I am not ashamed to admit that Beauty & The Beast is up there with my favourite films, and so I had rather high expectations for the stage version. From the first few bars of the overture it was already clear they got the music spot on. As the lights went up on stage and the characters were introduced, it was apparent that the theme and setting were heavily based on the original Disney film, even down to the costumes of the principal characters. Although the script and musical numbers in the show were, in many places, taken straight from the film, there was enough extra material to set it apart.
Suzannah Brooksbank was an effortlessly graceful and charming Belle; she managed to personify all the classic Disney-princess-isms without being too saccharine, and had an exceptional voice.

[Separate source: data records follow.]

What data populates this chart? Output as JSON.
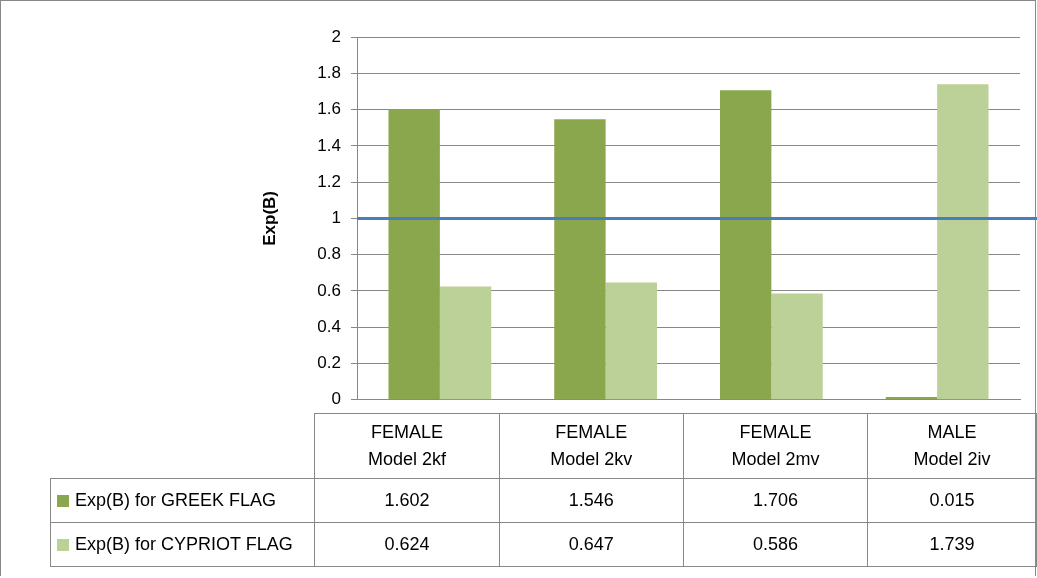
{
  "chart_data": {
    "type": "bar",
    "ylabel": "Exp(B)",
    "categories": [
      "FEMALE Model 2kf",
      "FEMALE Model 2kv",
      "FEMALE Model 2mv",
      "MALE Model 2iv"
    ],
    "series": [
      {
        "name": "Exp(B) for GREEK FLAG",
        "color": "#8aa74e",
        "values": [
          1.602,
          1.546,
          1.706,
          0.015
        ]
      },
      {
        "name": "Exp(B) for CYPRIOT FLAG",
        "color": "#bcd197",
        "values": [
          0.624,
          0.647,
          0.586,
          1.739
        ]
      }
    ],
    "ylim": [
      0,
      2
    ],
    "yticks": [
      0,
      0.2,
      0.4,
      0.6,
      0.8,
      1,
      1.2,
      1.4,
      1.6,
      1.8,
      2
    ],
    "ref_lines": [
      {
        "axis": "y",
        "value": 1,
        "color": "#4a7ebb"
      }
    ],
    "grid": "y",
    "legend": "bottom",
    "data_labels": true
  }
}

Another stand-out performer was Duncan Blagrove as the egotistical, self-assured Gaston. His performance of ‘Gaston’ in the bar with the townspeople was one of the most entertaining scenes in the production, and had me wondering why on earth Belle had turned down his hilariously misogynistic marriage proposal. Another highlight was the performance of ‘Be Our Guest’ where an array of humorous household objects parade down the stage, including a dancing carpet that was very popular with the audience.Unfortunately there were a few minor technical difficulties, particularly with the sound, which was a shame as this took away slightly from the otherwise outstanding singing. The performers did not let these minor hiccups faze them, however, and their overall performance was not marred by them.

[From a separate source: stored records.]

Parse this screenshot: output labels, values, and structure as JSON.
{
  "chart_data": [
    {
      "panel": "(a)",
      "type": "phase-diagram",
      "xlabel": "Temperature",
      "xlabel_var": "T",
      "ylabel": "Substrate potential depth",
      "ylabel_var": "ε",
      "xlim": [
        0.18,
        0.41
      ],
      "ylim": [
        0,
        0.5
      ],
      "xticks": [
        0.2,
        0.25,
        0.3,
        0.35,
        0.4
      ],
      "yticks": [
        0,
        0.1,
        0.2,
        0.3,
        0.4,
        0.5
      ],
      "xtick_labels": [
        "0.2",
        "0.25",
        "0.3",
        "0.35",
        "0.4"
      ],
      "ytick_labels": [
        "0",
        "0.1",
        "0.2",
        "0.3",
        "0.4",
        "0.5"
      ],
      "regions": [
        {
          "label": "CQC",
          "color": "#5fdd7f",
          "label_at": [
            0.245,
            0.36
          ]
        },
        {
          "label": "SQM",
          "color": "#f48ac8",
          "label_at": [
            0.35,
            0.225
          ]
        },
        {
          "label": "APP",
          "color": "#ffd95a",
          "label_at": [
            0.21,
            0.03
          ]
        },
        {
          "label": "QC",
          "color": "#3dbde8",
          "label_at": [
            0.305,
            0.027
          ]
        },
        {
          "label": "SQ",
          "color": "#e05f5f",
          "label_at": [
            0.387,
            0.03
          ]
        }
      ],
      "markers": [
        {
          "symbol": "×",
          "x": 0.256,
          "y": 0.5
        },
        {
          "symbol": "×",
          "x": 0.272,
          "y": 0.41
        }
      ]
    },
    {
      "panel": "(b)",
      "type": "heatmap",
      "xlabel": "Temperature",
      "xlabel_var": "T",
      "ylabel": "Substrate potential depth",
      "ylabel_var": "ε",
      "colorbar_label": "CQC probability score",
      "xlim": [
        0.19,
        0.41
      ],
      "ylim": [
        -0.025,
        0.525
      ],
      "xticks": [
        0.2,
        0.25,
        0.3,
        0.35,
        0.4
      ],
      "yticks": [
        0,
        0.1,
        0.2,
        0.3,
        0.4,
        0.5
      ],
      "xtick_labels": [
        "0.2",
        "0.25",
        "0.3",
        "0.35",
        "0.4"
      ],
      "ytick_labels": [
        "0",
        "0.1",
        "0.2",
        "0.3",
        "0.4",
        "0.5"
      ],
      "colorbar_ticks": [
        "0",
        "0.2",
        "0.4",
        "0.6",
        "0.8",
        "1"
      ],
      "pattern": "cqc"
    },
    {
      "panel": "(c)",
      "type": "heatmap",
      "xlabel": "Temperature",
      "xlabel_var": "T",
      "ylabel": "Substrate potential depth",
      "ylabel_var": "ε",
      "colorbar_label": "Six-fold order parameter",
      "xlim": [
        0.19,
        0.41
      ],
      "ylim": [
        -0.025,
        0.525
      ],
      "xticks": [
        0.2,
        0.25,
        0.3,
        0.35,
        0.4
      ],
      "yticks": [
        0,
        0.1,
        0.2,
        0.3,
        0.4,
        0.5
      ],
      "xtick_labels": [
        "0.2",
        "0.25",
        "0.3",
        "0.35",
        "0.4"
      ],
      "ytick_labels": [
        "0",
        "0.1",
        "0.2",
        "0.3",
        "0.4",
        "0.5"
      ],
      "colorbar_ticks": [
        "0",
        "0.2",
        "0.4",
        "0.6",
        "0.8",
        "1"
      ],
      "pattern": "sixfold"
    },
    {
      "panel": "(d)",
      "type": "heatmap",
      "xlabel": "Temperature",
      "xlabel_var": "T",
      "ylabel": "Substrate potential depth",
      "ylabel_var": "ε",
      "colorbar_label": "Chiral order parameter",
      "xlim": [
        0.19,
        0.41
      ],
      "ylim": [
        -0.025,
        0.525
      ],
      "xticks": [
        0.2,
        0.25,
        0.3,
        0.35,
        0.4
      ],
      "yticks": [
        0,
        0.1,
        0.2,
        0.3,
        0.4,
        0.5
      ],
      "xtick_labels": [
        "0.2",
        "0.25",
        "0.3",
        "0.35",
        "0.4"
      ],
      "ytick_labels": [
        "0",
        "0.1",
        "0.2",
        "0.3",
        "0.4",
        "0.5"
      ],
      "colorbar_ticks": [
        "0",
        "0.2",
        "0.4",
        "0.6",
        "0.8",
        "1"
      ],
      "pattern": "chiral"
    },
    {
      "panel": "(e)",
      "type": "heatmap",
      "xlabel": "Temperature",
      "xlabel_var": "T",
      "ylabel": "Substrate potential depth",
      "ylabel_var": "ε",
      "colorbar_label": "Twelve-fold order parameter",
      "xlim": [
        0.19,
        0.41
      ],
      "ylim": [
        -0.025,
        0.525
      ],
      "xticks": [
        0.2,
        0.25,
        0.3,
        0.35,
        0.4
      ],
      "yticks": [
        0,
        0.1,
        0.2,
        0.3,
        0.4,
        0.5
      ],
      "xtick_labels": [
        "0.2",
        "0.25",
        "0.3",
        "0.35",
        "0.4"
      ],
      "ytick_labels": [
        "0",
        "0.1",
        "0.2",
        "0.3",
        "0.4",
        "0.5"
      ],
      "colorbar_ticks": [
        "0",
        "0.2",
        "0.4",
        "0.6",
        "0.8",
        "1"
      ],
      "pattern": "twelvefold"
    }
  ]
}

The show did not disappoint, the music in particular was excellent, and many of the principals made the characters their own. This is the perfect Christmas treat for young and old fans of this traditional love story. Without the technical mishaps it might have been perfect.
Helen Mills (DI Reviewer), 28/11/12
The stage version of Disney’s Beauty and the Beast is essentially the same as the animated film but with added songs, and Oxford Operatic Society’s production successfully re-creates the Disney classic in this visually stunning production.
Whilst the set and costumes are impressive, the real triumph of this show lies in the cast’s performance. Suzannah Brooksbank is wonderful as Belle and has a great chemistry with the Beast (Guy Grimsley). Both leads can act as well as sing, as shown by the fact that they convincingly portray the growth of the love between the protagonists so that we truly believe in their love story, despite the fact that there is not a great deal of stage time devoted to seeing this relationship develop. Guy Grimsley is nothing short of exceptional in his deeply compelling portrayal of the Beast, something made even more impressive by the fact that he spends most of the production behind a mask. Not only that but Grimsley has the most incredible voice, I could listen to him sing all day long.
Other stand out performances come from Duncan Blagrove as Gaston and Andrew Stott as Le Fou. The parts of Lumière (Glen Young) and Cogsworth (Jeremy Dwight) are very funnily played out and special mention must also go to Catherine Temple for her portrayal of Babette: she was my seven year old niece’s “bestest favourite”. All that being said, the entire cast is very strong and only want of space denies others an individual mention.
The only thing that really detracts from the show’s overall brilliance is the final transformation of the Beast, which requires cleverer staging so that it is not so unfortunately obvious what has happened. That being said, Oxford Operatic Society did not fail to deliver that happy, warm, fuzzy Disney feeling at the end in what was, overall, a very professional feeling production. I urge you to go and see it.